Bizim başka bir sorunumuz daha var, o da birileri ordu içinde etkili olmak için örgütlenme çabasından vazgeçmiyor.
Şu artık çok açık bir gerçek: Yönetime el koyma kavgası verenler bu kavgayı önce TSK içinde veriyorlar.
Darbelerin anası olan 27 Mayıs, bir grup askerin giriştiği bir kalkışmaydı, cuntacılar önce TSK yönetimine el koydu, askerleri emekli etti, beraberinde ülke yönetimine el koydu.
12 Mart muhtırasından üç gün önce Madanoğlu grubu Milli Demokratik Devrim yapmak için cuntaya kalkıştı, başarılı olamayınca diğer askerler tarafından tasfiye edildi. Bunun gibi ordu içindeki çekişmenin başka fiili örnekleri de var...

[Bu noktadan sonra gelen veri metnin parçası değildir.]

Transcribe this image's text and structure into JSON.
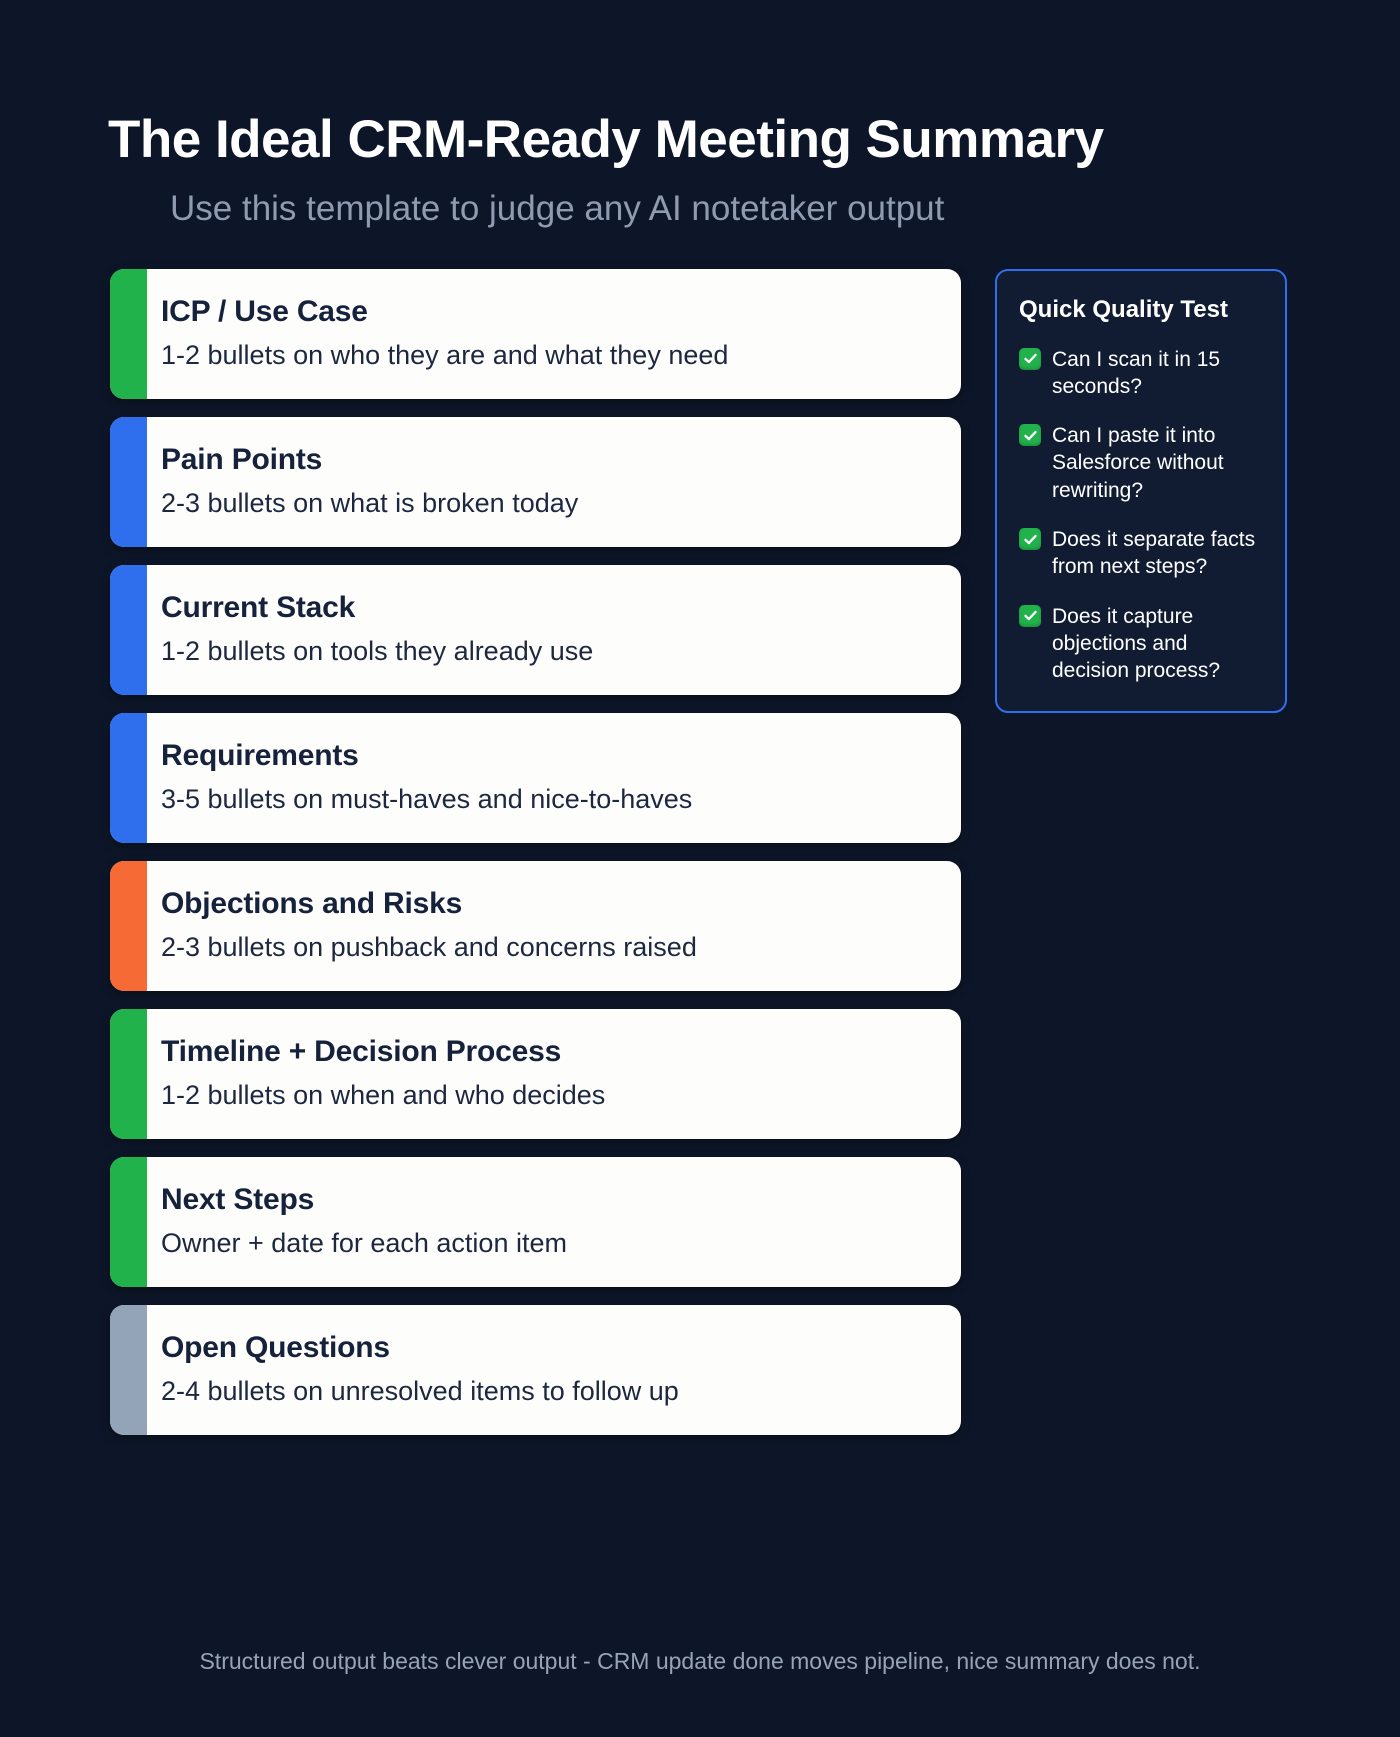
{
  "header": {
    "title": "The Ideal CRM-Ready Meeting Summary",
    "subtitle": "Use this template to judge any AI notetaker output"
  },
  "colors": {
    "background": "#0d1628",
    "card_bg": "#fdfdfb",
    "accent_green": "#22b24c",
    "accent_blue": "#2f6fee",
    "accent_orange": "#f56a35",
    "accent_gray": "#93a3b8",
    "panel_border": "#2f6fee",
    "title_text": "#ffffff",
    "subtitle_text": "#8e9bb0",
    "footer_text": "#97a3b6"
  },
  "cards": [
    {
      "title": "ICP / Use Case",
      "desc": "1-2 bullets on who they are and what they need",
      "accent": "#22b24c"
    },
    {
      "title": "Pain Points",
      "desc": "2-3 bullets on what is broken today",
      "accent": "#2f6fee"
    },
    {
      "title": "Current Stack",
      "desc": "1-2 bullets on tools they already use",
      "accent": "#2f6fee"
    },
    {
      "title": "Requirements",
      "desc": "3-5 bullets on must-haves and nice-to-haves",
      "accent": "#2f6fee"
    },
    {
      "title": "Objections and Risks",
      "desc": "2-3 bullets on pushback and concerns raised",
      "accent": "#f56a35"
    },
    {
      "title": "Timeline + Decision Process",
      "desc": "1-2 bullets on when and who decides",
      "accent": "#22b24c"
    },
    {
      "title": "Next Steps",
      "desc": "Owner + date for each action item",
      "accent": "#22b24c"
    },
    {
      "title": "Open Questions",
      "desc": "2-4 bullets on unresolved items to follow up",
      "accent": "#93a3b8"
    }
  ],
  "quality_panel": {
    "title": "Quick Quality Test",
    "items": [
      {
        "text": "Can I scan it in 15 seconds?",
        "checked": true
      },
      {
        "text": "Can I paste it into Salesforce without rewriting?",
        "checked": true
      },
      {
        "text": "Does it separate facts from next steps?",
        "checked": true
      },
      {
        "text": "Does it capture objections and decision process?",
        "checked": true
      }
    ]
  },
  "footer": {
    "text": "Structured output beats clever output - CRM update done moves pipeline, nice summary does not."
  }
}
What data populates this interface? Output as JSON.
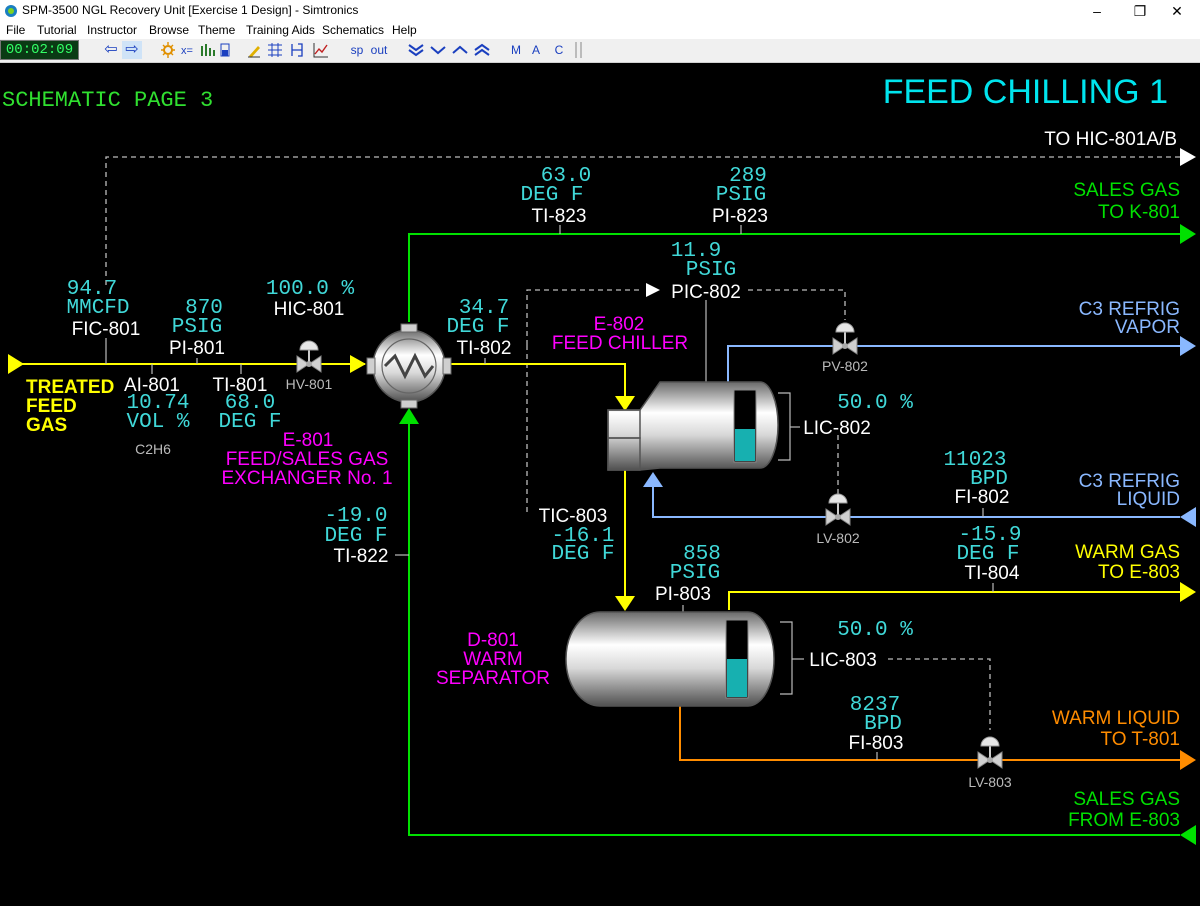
{
  "window": {
    "title": "SPM-3500 NGL Recovery Unit [Exercise 1 Design] - Simtronics",
    "minimize_glyph": "–",
    "restore_glyph": "❐",
    "close_glyph": "✕"
  },
  "menu": [
    "File",
    "Tutorial",
    "Instructor",
    "Browse",
    "Theme",
    "Training Aids",
    "Schematics",
    "Help"
  ],
  "toolbar": {
    "clock": "00:02:09",
    "back_glyph": "⇦",
    "forward_glyph": "⇨",
    "sp": "sp",
    "out": "out",
    "mode_m": "M",
    "mode_a": "A",
    "mode_c": "C"
  },
  "page": {
    "page_label": "SCHEMATIC PAGE 3",
    "page_title": "FEED CHILLING 1"
  },
  "streams": {
    "to_hic": "TO HIC-801A/B",
    "sales_gas_k801_1": "SALES GAS",
    "sales_gas_k801_2": "TO K-801",
    "c3_vapor_1": "C3 REFRIG",
    "c3_vapor_2": "VAPOR",
    "c3_liquid_1": "C3 REFRIG",
    "c3_liquid_2": "LIQUID",
    "warm_gas_1": "WARM GAS",
    "warm_gas_2": "TO E-803",
    "warm_liquid_1": "WARM LIQUID",
    "warm_liquid_2": "TO T-801",
    "sales_from_1": "SALES GAS",
    "sales_from_2": "FROM E-803",
    "treated_1": "TREATED",
    "treated_2": "FEED",
    "treated_3": "GAS"
  },
  "equipment": {
    "e801_1": "E-801",
    "e801_2": "FEED/SALES GAS",
    "e801_3": "EXCHANGER No. 1",
    "e802_1": "E-802",
    "e802_2": "FEED CHILLER",
    "d801_1": "D-801",
    "d801_2": "WARM",
    "d801_3": "SEPARATOR"
  },
  "valves": {
    "hv801": "HV-801",
    "pv802": "PV-802",
    "lv802": "LV-802",
    "lv803": "LV-803"
  },
  "instruments": {
    "fic801": {
      "tag": "FIC-801",
      "value": "94.7",
      "unit": "MMCFD"
    },
    "pi801": {
      "tag": "PI-801",
      "value": "870",
      "unit": "PSIG"
    },
    "hic801": {
      "tag": "HIC-801",
      "value": "100.0 %"
    },
    "ai801": {
      "tag": "AI-801",
      "value": "10.74",
      "unit": "VOL %",
      "component": "C2H6"
    },
    "ti801": {
      "tag": "TI-801",
      "value": "68.0",
      "unit": "DEG F"
    },
    "ti802": {
      "tag": "TI-802",
      "value": "34.7",
      "unit": "DEG F"
    },
    "ti823": {
      "tag": "TI-823",
      "value": "63.0",
      "unit": "DEG F"
    },
    "pi823": {
      "tag": "PI-823",
      "value": "289",
      "unit": "PSIG"
    },
    "pic802": {
      "tag": "PIC-802",
      "value": "11.9",
      "unit": "PSIG"
    },
    "lic802": {
      "tag": "LIC-802",
      "value": "50.0 %"
    },
    "fi802": {
      "tag": "FI-802",
      "value": "11023",
      "unit": "BPD"
    },
    "tic803": {
      "tag": "TIC-803",
      "value": "-16.1",
      "unit": "DEG F"
    },
    "ti804": {
      "tag": "TI-804",
      "value": "-15.9",
      "unit": "DEG F"
    },
    "ti822": {
      "tag": "TI-822",
      "value": "-19.0",
      "unit": "DEG F"
    },
    "pi803": {
      "tag": "PI-803",
      "value": "858",
      "unit": "PSIG"
    },
    "lic803": {
      "tag": "LIC-803",
      "value": "50.0 %"
    },
    "fi803": {
      "tag": "FI-803",
      "value": "8237",
      "unit": "BPD"
    }
  },
  "levels": {
    "e802": 0.45,
    "d801": 0.5
  },
  "colors": {
    "background": "#000000",
    "feed_line": "#ffff00",
    "sales_line": "#00e000",
    "refrig_line": "#8ab8ff",
    "liquid_line": "#ff8c00",
    "value_text": "#40d8d8",
    "tag_text": "#ffffff",
    "equip_text": "#ff00ff",
    "title_text": "#00e5ee",
    "page_label": "#30e030"
  }
}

27 Nisan’a giden süreçte etkili olanların önemli bir kısmı sonradan Ergenekoncu diye adlandırıldı ve davalara konu oldu. 15 Temmuz’a giden süreçte ise FETÖ’cüler Ergenekoncu diye ekarte ettikleri askerlerin yerine etkili konumları aldılar, sonra ülke yönetimine el koymaya kalkıştılar.